Große Laufveranstaltungen nutzen viele Hobby- und Freizeitsportler, um ihr Lauftraining zu intensivieren oder neu anzufangen. Grundsätzlich ist das ein positives Vorhaben für die Gesundheit: Denn regelmäßiges Laufen stärkt das Herz-Kreislauf-System, verbessert die Gefäßfunktion und kann helfen, Blutdruck und Blutzuckerwerte nachhaltig zu regulieren. Außerdem wirkt sich Laufen positiv auf die Psyche aus, wodurch das allgemeine Wohlbefinden gesteigert wird. „Richtig dosiert, kann Laufen zu den wirksamsten Präventionsmaßnahmen gegen Herz-Kreislauf-Erkrankungen gehören. Es stärkt nicht nur das Herz, sondern verbessert wichtige Stoffwechselprozesse und die allgemeine Belastbarkeit“, erklärt Dr. Helmuth Ocenasek, Referent für Sportärztinnen und Sportärzte in der Ärztekammer für Oberösterreich.

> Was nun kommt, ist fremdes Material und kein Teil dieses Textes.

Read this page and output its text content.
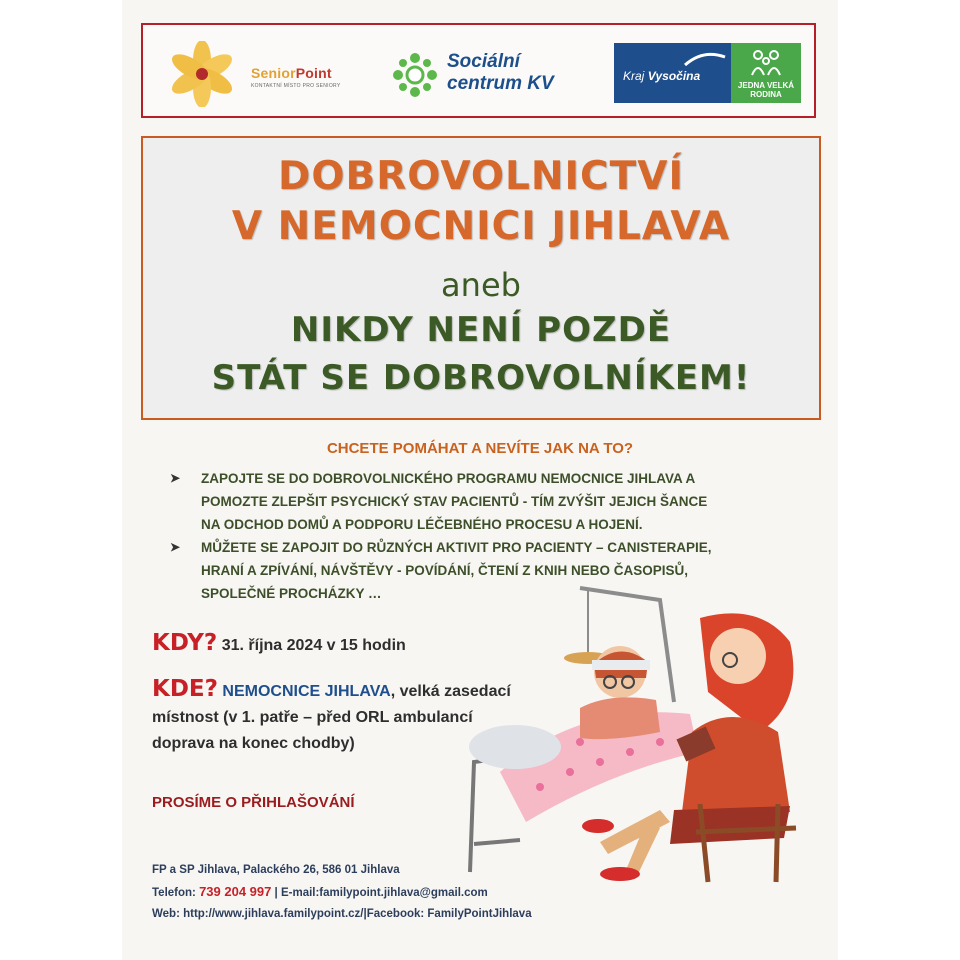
SeniorPoint
KONTAKTNÍ MÍSTO PRO SENIORY
Sociální
centrum KV	Kraj Vysočina
JEDNA VELKÁ
RODINA
DOBROVOLNICTVÍ
V NEMOCNICI JIHLAVA
aneb
NIKDY NENÍ POZDĚ
STÁT SE DOBROVOLNÍKEM!
CHCETE POMÁHAT A NEVÍTE JAK NA TO?
➤ ZAPOJTE SE DO DOBROVOLNICKÉHO PROGRAMU NEMOCNICE JIHLAVA A
POMOZTE ZLEPŠIT PSYCHICKÝ STAV PACIENTŮ - TÍM ZVÝŠIT JEJICH ŠANCE
NA ODCHOD DOMŮ A PODPORU LÉČEBNÉHO PROCESU A HOJENÍ.
➤ MŮŽETE SE ZAPOJIT DO RŮZNÝCH AKTIVIT PRO PACIENTY – CANISTERAPIE,
HRANÍ A ZPÍVÁNÍ, NÁVŠTĚVY - POVÍDÁNÍ, ČTENÍ Z KNIH NEBO ČASOPISŮ,
SPOLEČNÉ PROCHÁZKY …
KDY? 31. října 2024 v 15 hodin
KDE? NEMOCNICE JIHLAVA, velká zasedací
místnost (v 1. patře – před ORL ambulancí
doprava na konec chodby)
PROSÍME O PŘIHLAŠOVÁNÍ
FP a SP Jihlava, Palackého 26, 586 01 Jihlava
Telefon: 739 204 997 | E-mail:familypoint.jihlava@gmail.com
Web: http://www.jihlava.familypoint.cz/|Facebook: FamilyPointJihlava
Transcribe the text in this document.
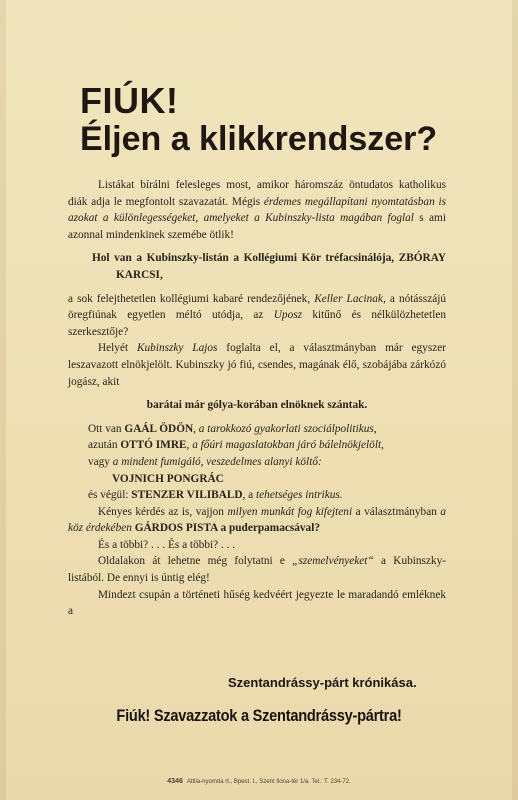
FIÚK!
Éljen a klikkrendszer?

Listákat bírálni felesleges most, amikor háromszáz öntudatos katholikus diák adja le megfontolt szavazatát. Mégis érdemes megállapítani nyomtatásban is azokat a különlegességeket, amelyeket a Kubinszky-lista magában foglal s ami azonnal mindenkinek szemébe ötlik!

Hol van a Kubinszky-listán a Kollégiumi Kör tréfacsinálója, ZBÓRAY KARCSI,

a sok felejthetetlen kollégiumi kabaré rendezőjének, Keller Lacinak, a nótásszájú öregfiúnak egyetlen méltó utódja, az Uposz kitűnő és nélkülözhetetlen szerkesztője?

Helyét Kubinszky Lajos foglalta el, a választmányban már egyszer leszavazott elnökjelölt. Kubinszky jó fiú, csendes, magának élő, szobájába zárkózó jogász, akit

barátai már gólya-korában elnöknek szántak.

Ott van GAÁL ÖDÖN, a tarokkozó gyakorlati szociálpolitikus,

azután OTTÓ IMRE, a főúri magaslatokban járó bálelnökjelölt,

vagy a mindent fumigáló, veszedelmes alanyi költő:

VOJNICH PONGRÁC

és végül: STENZER VILIBALD, a tehetséges intrikus.

Kényes kérdés az is, vajjon milyen munkát fog kifejteni a választmányban a köz érdekében GÁRDOS PISTA a puderpamacsával?

És a többi? . . . És a többi? . . .

Oldalakon át lehetne még folytatni e „szemelvényeket“ a Kubinszky-listából. De ennyi is úntig elég!

Mindezt csupán a történeti hűség kedvéért jegyezte le maradandó emléknek a

Szentandrássy-párt krónikása.
Fiúk! Szavazzatok a Szentandrássy-pártra!
4346 Attila-nyomda rt., Bpest. I., Szent Ilona-tér 1/a. Tel.: T. 234-72.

Häufigste Fehlerquelle: Zu schneller Trainingsaufbau
So gesund Laufen auch ist, wer das Training falsch angeht, kann seinem Körper schaden. „Am häufigsten entstehen Beschwerden durch falschen Ehrgeiz. Immer wieder zeigt sich, dass vor allem Laufanfängerinnen oder Laufanfänger dazu neigen, es mit dem Training zu übertreiben und den Körper zu sehr zu beanspruchen. Wer die Distanz oder das Tempo zu schnell steigert, kann das Knie, die Achillessehne oder die Schienbeine überlasten“, so der Sportmediziner. Grundsätzlich empfehle es sich, das Training schrittweise zu erhöhen – nicht mehr als etwa zehn Prozent pro Woche. Wer nach längerer Pause wieder ins Lauftraining einsteigt, sollte mit kürzeren Einheiten oder einer Mischung aus Geh-Lauf-Intervallen beginnen und dem Körper genügend Zeit zur Anpassung geben.
Die richtige Vorbereitung
Ebenso wichtig, um das Verletzungsrisiko zu reduzieren, ist die richtige Vorbereitung. Dazu zählen ein kurzes Aufwärmprogramm mit Mobilisationsübungen vor dem Start sowie die richtige Laufausrüstung. Gut sitzende Laufschuhe, die an den individuellen Fuß angepasst sind, unterstützen den Fuß während des Laufens optimal und können Fehlbelastungen reduzieren.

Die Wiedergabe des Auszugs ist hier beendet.